Alors que l'été 2026 a remis la question de l'eau au premier plan en France, avec sécheresse et restrictions, une technique éprouvée ailleurs mérite le détour : récupérer l'eau directement dans le brouillard, sans forer ni pomper.

Comment ça marche

Le principe est d'une simplicité déroutante. On tend de grands filets face au vent, dans une zone régulièrement noyée de brume. Les gouttelettes en suspension dans l'air se déposent sur les mailles, ruissellent, et sont collectées dans des gouttières en contrebas. Pas de moteur, pas d'électricité pour la captation elle-même : c'est le relief et le vent qui font le travail.

L'installation la plus documentée se trouve, selon Futura Sciences, sur le mont Boutmezguida, à 1 200 mètres d'altitude dans l'Anti-Atlas, au sud-ouest du Maroc. Le projet est piloté depuis 2006 par une ONG marocaine, Dar Si Hmad.

Des chiffres qui parlent

Le rendement n'a rien d'anecdotique. Les filets du site peuvent recueillir jusqu'à une soixantaine de litres d'eau par mètre carré de maillage en vingt-quatre heures. Avec quelque 600 mètres carrés de filets, l'installation peut produire, dans ses meilleures conditions, jusqu'à 36 000 litres par jour.

Cette eau est ensuite acheminée par gravité vers les villages, à travers plus de dix kilomètres de canalisations, l'énergie solaire servant à faire fonctionner le système de distribution.
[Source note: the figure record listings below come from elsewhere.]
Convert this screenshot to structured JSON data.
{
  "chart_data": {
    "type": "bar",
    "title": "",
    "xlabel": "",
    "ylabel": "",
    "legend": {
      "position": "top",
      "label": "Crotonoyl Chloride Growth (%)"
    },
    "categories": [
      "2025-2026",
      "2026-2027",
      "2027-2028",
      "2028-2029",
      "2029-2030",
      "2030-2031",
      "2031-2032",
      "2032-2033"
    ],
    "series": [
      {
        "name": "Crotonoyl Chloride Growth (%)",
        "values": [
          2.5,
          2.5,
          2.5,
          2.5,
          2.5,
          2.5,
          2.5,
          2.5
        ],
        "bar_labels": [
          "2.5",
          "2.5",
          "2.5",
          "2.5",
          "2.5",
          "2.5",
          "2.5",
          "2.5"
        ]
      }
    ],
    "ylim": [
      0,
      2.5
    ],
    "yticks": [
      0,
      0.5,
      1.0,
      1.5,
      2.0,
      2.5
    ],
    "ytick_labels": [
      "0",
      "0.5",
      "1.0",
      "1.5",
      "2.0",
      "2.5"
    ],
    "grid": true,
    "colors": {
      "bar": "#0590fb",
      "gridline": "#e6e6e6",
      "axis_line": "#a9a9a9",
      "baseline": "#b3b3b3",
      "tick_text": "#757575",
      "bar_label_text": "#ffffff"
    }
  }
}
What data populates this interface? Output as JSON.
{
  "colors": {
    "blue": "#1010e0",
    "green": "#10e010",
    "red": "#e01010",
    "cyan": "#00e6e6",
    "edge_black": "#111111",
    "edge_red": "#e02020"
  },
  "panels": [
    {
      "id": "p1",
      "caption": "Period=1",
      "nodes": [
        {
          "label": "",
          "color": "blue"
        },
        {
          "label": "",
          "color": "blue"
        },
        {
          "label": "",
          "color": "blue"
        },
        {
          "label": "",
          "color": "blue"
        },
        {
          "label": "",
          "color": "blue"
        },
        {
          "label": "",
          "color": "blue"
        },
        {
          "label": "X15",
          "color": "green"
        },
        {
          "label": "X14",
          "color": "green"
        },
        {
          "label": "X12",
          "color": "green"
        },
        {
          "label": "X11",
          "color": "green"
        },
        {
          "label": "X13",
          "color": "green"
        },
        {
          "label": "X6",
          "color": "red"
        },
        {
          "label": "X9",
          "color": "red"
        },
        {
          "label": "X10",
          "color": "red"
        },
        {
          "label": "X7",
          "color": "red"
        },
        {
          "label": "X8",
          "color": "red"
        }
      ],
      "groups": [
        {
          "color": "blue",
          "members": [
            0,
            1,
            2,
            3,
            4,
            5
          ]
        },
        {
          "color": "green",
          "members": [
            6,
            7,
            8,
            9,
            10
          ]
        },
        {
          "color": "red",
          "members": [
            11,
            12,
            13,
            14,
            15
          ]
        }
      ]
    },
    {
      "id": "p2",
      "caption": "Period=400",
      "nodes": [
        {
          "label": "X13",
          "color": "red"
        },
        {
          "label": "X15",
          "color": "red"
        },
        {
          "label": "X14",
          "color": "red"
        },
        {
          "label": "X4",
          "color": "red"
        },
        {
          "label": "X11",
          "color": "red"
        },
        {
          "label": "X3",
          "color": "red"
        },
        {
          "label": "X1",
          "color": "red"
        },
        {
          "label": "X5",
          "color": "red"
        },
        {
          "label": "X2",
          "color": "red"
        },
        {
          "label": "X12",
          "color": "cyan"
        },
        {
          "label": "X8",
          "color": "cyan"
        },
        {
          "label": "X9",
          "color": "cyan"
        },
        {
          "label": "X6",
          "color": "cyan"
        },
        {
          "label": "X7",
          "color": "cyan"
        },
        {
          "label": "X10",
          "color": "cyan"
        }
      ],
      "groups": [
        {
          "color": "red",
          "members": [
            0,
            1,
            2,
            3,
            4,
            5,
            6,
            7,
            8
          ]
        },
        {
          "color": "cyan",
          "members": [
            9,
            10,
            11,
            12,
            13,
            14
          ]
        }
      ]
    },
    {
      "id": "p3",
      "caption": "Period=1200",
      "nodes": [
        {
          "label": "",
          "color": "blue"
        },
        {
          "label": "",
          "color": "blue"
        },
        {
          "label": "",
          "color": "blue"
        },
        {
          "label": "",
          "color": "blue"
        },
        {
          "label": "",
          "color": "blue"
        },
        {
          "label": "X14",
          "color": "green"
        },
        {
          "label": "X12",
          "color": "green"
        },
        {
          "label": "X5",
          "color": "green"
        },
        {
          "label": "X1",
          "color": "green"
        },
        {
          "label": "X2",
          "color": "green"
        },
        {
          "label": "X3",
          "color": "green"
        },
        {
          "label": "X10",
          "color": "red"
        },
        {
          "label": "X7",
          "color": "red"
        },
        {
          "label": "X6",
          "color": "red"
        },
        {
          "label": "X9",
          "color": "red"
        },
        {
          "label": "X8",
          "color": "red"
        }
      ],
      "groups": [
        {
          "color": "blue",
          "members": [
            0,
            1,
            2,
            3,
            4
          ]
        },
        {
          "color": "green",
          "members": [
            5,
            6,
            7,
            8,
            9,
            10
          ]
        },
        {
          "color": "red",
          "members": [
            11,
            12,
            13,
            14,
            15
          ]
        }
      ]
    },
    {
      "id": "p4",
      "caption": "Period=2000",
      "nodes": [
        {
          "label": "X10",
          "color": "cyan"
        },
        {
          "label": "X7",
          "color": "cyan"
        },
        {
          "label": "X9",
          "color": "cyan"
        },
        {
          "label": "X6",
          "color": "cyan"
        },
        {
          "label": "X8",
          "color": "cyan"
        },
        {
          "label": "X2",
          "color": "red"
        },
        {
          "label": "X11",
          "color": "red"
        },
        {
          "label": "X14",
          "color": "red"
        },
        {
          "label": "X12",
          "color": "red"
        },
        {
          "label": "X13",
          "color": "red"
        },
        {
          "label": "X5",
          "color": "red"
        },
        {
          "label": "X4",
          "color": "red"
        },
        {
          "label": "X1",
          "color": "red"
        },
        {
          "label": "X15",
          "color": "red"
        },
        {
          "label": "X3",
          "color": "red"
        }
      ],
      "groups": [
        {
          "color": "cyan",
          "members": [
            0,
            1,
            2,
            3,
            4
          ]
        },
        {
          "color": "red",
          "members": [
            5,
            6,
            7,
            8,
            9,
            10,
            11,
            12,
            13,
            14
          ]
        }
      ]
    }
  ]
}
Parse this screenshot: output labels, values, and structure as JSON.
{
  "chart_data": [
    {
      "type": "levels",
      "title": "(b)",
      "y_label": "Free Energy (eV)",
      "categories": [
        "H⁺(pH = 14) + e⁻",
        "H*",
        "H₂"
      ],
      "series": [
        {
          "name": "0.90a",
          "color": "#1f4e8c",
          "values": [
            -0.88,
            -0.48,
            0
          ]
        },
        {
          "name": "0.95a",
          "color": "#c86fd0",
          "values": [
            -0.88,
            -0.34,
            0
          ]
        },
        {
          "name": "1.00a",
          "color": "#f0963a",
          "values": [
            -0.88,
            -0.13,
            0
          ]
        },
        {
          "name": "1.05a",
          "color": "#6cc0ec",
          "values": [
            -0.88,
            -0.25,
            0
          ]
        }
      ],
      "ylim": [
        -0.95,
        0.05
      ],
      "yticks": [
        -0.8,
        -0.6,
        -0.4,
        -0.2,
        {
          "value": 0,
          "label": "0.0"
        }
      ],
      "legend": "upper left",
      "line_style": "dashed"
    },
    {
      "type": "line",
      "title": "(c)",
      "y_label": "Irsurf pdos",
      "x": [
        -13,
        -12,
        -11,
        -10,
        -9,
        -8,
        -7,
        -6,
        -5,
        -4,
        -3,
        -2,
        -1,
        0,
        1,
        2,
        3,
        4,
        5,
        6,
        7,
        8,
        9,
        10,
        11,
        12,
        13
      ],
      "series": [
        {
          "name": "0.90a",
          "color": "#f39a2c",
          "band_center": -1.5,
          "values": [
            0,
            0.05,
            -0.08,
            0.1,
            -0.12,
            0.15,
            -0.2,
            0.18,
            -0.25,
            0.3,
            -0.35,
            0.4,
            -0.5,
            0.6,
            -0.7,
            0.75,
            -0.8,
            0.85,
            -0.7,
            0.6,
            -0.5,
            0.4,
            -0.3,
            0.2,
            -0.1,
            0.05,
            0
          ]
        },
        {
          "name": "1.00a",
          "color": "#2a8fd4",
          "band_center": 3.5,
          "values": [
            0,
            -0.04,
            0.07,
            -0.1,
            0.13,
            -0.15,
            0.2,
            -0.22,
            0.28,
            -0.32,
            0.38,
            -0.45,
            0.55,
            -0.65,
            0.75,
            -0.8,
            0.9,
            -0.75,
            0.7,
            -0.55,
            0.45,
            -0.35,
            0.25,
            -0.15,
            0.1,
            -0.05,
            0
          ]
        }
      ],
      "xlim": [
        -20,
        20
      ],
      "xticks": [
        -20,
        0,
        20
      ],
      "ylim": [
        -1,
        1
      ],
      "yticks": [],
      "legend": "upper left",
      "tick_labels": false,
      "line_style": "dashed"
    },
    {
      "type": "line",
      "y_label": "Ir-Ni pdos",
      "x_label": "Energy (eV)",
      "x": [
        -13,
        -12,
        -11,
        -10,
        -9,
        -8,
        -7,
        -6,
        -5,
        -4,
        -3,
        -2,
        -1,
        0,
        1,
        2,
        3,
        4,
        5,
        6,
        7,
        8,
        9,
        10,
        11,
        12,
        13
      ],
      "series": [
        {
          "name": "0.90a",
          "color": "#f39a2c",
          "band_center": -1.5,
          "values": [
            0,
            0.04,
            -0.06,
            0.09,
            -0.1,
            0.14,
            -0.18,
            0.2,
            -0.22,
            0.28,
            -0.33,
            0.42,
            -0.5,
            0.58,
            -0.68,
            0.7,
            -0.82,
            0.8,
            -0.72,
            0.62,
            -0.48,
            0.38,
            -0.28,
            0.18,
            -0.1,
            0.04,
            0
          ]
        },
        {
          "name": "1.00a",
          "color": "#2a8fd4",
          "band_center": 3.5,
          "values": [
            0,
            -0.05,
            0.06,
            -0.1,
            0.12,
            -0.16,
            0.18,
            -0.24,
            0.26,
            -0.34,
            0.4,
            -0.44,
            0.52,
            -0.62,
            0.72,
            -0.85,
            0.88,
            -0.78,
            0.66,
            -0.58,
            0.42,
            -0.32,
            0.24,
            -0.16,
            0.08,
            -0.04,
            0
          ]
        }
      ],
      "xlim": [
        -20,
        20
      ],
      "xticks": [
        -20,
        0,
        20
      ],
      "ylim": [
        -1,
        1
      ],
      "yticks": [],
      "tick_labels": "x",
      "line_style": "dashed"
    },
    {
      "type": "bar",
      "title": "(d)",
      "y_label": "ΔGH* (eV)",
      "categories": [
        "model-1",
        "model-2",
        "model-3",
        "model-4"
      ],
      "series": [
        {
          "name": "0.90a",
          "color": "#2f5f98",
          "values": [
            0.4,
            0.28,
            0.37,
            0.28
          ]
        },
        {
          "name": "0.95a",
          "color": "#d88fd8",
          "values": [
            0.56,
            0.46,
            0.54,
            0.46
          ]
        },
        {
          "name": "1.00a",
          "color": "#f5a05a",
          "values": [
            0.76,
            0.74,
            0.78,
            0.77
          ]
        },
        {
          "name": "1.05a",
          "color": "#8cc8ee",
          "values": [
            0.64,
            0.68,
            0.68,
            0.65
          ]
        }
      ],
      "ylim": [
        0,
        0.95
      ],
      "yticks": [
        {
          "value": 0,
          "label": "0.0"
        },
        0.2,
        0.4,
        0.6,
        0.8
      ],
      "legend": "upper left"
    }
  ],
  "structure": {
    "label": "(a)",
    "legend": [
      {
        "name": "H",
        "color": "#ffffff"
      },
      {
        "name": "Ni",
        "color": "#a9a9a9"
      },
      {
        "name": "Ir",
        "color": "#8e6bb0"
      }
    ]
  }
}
Un point de méthode : ces valeurs sont des maxima, obtenus quand la brume est au rendez-vous. La production réelle varie fortement selon la météo, et c'est précisément la limite du procédé.

Un gain d'efficacité considérable

Ce qui a fait passer la technique du bricolage à l'outil sérieux, c'est l'ingénierie des filets eux-mêmes. Gareth McKinley, professeur au MIT, explique que le travail sur la taille des mailles, le diamètre des fibres et les revêtements a amélioré l'efficacité de collecte d'environ 500 % par rapport aux premiers dispositifs.

Autrement dit, à surface égale et brouillard égal, un filet moderne capte plusieurs fois plus d'eau qu'un filet d'il y a vingt ans. C'est ce saut de rendement qui rend le procédé économiquement pertinent pour des communautés isolées.

Ce que la technique ne peut pas faire

Il faut être clair pour ne pas vendre du rêve : le captage du brouillard n'est pas une solution universelle à la pénurie d'eau.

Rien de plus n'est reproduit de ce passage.